On peut utiliser l'abrégé « DF » pour le terme « dépendance fonctionnelle ».
À une immatriculation de véhicule ne correspond forcément qu'un modèle de voiture. Il existe donc une DF, entre les attributs « immatriculation » et « modèle ».
En revanche, lorsque l'on s'intéresse à un modèle de véhicule, on ne lui trouvera pas forcément une seule plaque d'immatriculation… Heureusement pour le constructeur automobile !
Il est possible de caractériser une DP.
- On observera si une dépendance fonctionnelle est élémentaire et si elle est directe.
Dépendance fonctionnelle élémentaire
Dépendance fonctionnelle élémentaire
DF élémentaire :
Soient $A$ et $B$ deux ensembles d'attributs tels que $A \rightarrow B$. La dépendance $A \rightarrow B$ est élémentaire s'il n'existe pas un attribut $C$ contenu dans $A$ tel que $C \rightarrow B$.
MCD de la base de données du club de cuisine
Schéma relationnel de la base de données du club de cuisine :
Dans ce contexte de base de données, on a :
- $(idIngredient, idRecette) \rightarrow nomIngredient$ : à une valeur du couple $(idIngredient, idRecette)$ correspond une et une seule valeur de $nomIngredient$. Cependant, dans l'ensemble de ces deux attributs, à $idIngredient$ correspond également une seule valeur de $nomIngredient$.

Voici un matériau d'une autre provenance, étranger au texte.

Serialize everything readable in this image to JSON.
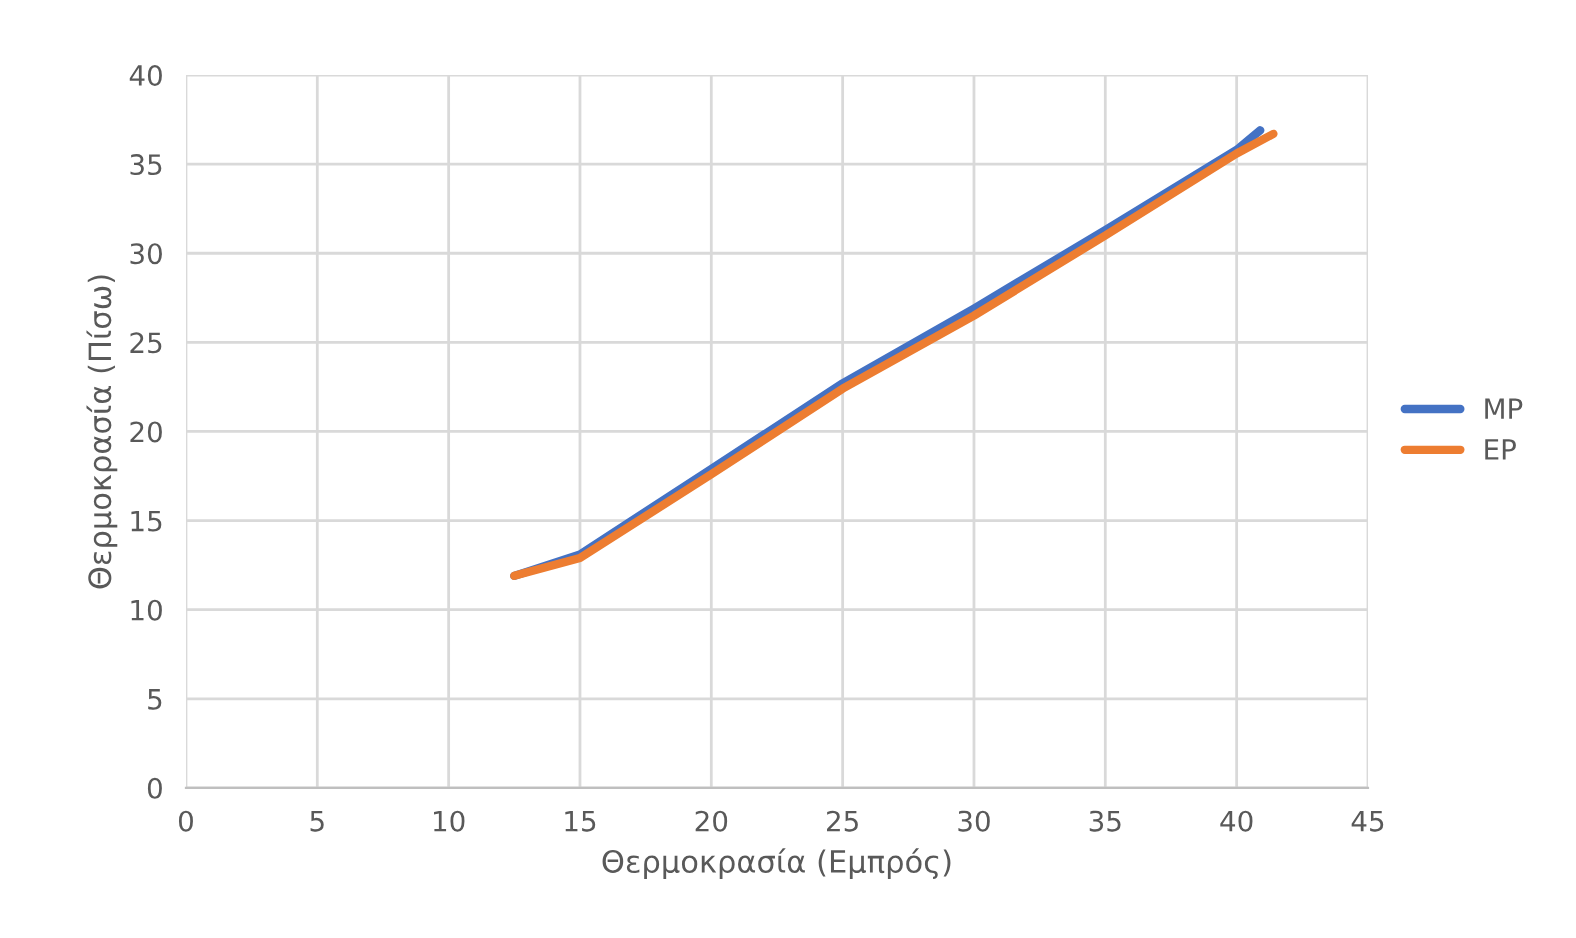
{
  "chart_data": {
    "type": "line",
    "xlabel": "Θερμοκρασία (Εμπρός)",
    "ylabel": "Θερμοκρασία (Πίσω)",
    "xlim": [
      0,
      45
    ],
    "ylim": [
      0,
      40
    ],
    "xticks": [
      0,
      5,
      10,
      15,
      20,
      25,
      30,
      35,
      40,
      45
    ],
    "yticks": [
      0,
      5,
      10,
      15,
      20,
      25,
      30,
      35,
      40
    ],
    "grid": true,
    "legend": "right",
    "marker": "none",
    "line_style": "solid",
    "series": [
      {
        "name": "MP",
        "color": "#4472c4",
        "x": [
          12.5,
          15,
          20,
          25,
          30,
          35,
          40,
          40.9
        ],
        "values": [
          11.9,
          13.1,
          17.9,
          22.7,
          26.9,
          31.3,
          35.8,
          36.9
        ]
      },
      {
        "name": "EP",
        "color": "#ed7d31",
        "x": [
          12.5,
          15,
          20,
          25,
          30,
          35,
          40,
          41.4
        ],
        "values": [
          11.9,
          12.9,
          17.6,
          22.4,
          26.5,
          31.0,
          35.6,
          36.7
        ]
      }
    ]
  }
}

- La DF n'est donc pas élémentaire.
- $(idIngredient, idRecette) \rightarrow quantite$ : à une valeur du couple $(idIngredient, idRecette)$ correspond une unique valeur de quantité. En revanche, à une valeur de $idIngredient$ ne correspond pas une et une seule valeur de $quantite$ car la valeur de $quantite$ dépend de la recette dans laquelle l'ingrédient identifié par $idIngredient$ intervient. De la même manière, à une valeur de $idRecette$ ne correspond pas une et une seule valeur de $quantite$ car la valeur de $quantite$ dépend de l'ingrédient qui intervient dans la recette identifiée par $idRecette$.
- La DF est donc ici élémentaire.
Dépendance fonctionnelle directe
Dépendance fonctionnelle directe
DF directe :
Soient $A$ et $B$ deux ensembles d'attributs tels que $A \rightarrow B$. La dépendance $A \rightarrow B$ est directe s'il n'existe pas un attribut $C$ tel que $A \rightarrow C$ et $C \rightarrow B$.
En restant dans le contexte du club de cuisine :
- $idRecette \rightarrow nomAdherent$ : à une valeur de l'attribut $idRecette$ ne correspond qu'une et une seule valeur de $nomAdherent$. En revanche, cette correspondance s'établit grâce aux DF $idRecette \rightarrow idAdherent$ puis $idAdherent \rightarrow nomAdherent$.
- Ainsi, la DF $idRecette \rightarrow nomAdherent$ n'est pas directe.
- $idRecette \rightarrow idAdherent$ : à une valeur de l'attribut $idRecette$ ne correspond qu'une et une seule valeur de $idAdherent$.
- Ici, la DF est directe.
La dépendance fonctionnelle élémentaire est parfois abrégée en DFE. La dépendance fonctionnelle directe est parfois abrégée en DFD.
Maintenant que nous savons en quoi consiste une dépendance fonctionnelle et comment la caractériser (directe ou non, élémentaire ou non), entrons dans le vif du sujet : la normalisation.
La normalisation
La normalisation
La normalisation permet de contrôler les relations du schéma relationnel issu du MCD afin d'éviter les redondances sources d'anomalies de mise à jour, de permettre des recherches selon des critères variés et d'optimiser le fonctionnement informatique de la future base de données. Cette démarche peut donc conduire à une modification du schéma relationnel initial.
La normalisation impose cinq formes dites « normales », certaines pouvant présenter des variantes. Dans ce cours, nous nous focaliserons sur les trois premières formes normales qui sont suffisantes dans une grande majorité des cas.
Mais en quoi consistent ces formes normales ? Voyons plus en détail.
Première forme normale
Première forme normale
Première forme normale :
Une relation est dite en première forme normale si, et seulement si, tout attribut qui la compose contient une valeur atomique. On la note 1FN.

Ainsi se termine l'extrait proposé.